I don't think you can affirmatively tell who had more sway in naming children across so many different regions and cultures. However, you may be able to find the names or variants of them in family history. Of course there are common family given names, and often the given first or middle name will be a surname from the family. To the extent that the tribute names and surnames come from the maternal or paternal side, you may be able to guess who had more influence.

Edit - After doing more research on this issue and discussing it with my wife the family historian, I found more information for you. It does not suggest a husband-wife dynamic on naming, but rather a more familial or communal pattern.
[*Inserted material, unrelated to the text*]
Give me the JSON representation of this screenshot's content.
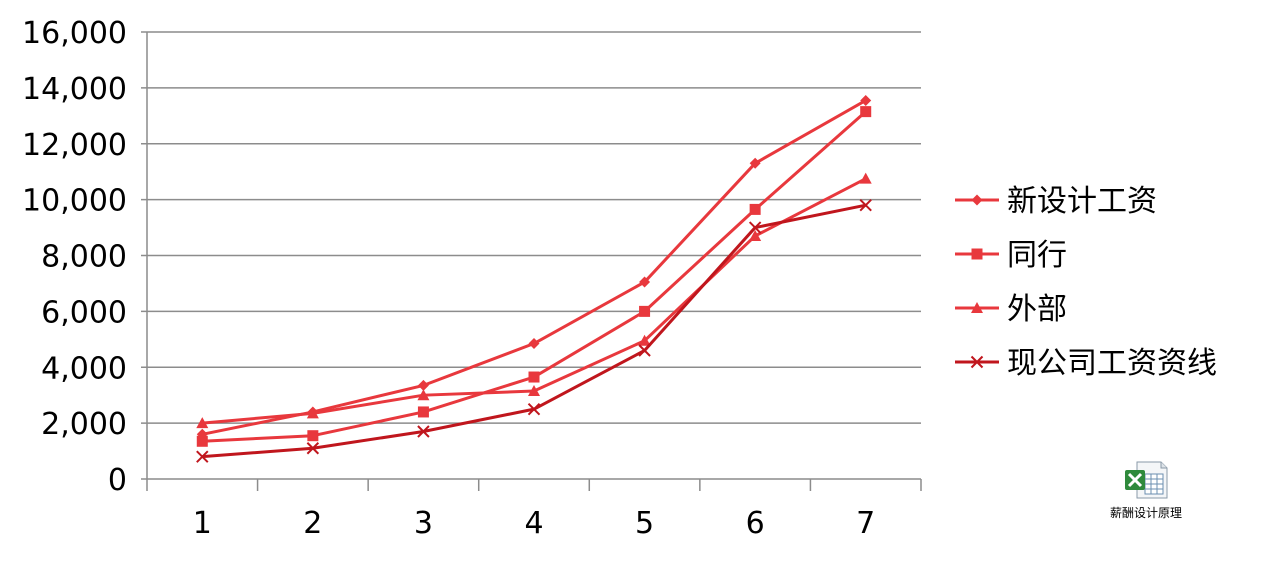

Often there were family naming patterns about using the first and last names of parents and grandparents, incorporating the maiden names of direct female ancestors, etc. Here's an article on Rootsweb discussing naming patterns:

As stated above, the eldest son usually had the same name as his father, the second son, the first name of one of his uncles. (paternal usually, unless the father had no brothers, then a maternal uncle). The middle name was either his mother's maiden name, or grandmother's maiden name. Basically, as more children were born, more maiden names were used, but generally those in the direct line. Great grandmothers, great great grandmothers, etc. Interestingly, after the fifth child, there will be names of famous people. Second generation immigrants often deviated from the original family names. They often named their children after local heroes.
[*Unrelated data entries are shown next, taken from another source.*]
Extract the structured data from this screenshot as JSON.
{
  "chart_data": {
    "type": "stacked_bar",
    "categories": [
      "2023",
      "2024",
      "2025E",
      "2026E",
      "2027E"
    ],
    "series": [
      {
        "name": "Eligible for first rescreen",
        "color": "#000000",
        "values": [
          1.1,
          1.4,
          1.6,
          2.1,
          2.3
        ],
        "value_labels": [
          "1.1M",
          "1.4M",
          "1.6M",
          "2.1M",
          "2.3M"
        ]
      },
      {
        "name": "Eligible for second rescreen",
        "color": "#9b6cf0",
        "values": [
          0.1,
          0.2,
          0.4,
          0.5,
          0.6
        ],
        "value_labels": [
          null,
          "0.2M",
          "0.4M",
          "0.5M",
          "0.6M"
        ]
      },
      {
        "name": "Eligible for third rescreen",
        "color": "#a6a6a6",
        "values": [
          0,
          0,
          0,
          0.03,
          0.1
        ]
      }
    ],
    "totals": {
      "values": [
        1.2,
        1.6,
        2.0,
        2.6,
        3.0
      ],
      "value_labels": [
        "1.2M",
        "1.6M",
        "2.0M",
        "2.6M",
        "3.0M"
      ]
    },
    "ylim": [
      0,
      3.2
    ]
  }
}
As an example, here's an excerpt from a family tree where the middle names came from family surnames like Congdon, Mussey, and Cathcart.

Other traditions are less creative. Some Italian towns, for example, will have an enormous number of children who are named for the town's patron saint. In my family the (German-American) patrilineal descent line starting with my uncle has three Georges in a row preceded by three Johanns in a row - and the third Johann had a brother Johann, who had two sons named Johann.

Look at family names, time period, location, ethnic or cultural groups, local saints and heroes, etc. for particular naming patterns. But often the names had less to do with the creative expression of the parents and more to do with traditional naming sources. Anybody who does a lot of centuries-old genealogy is likely to notice heavy recycling of names.

  • Edited the above answer based on subsequent inquiry.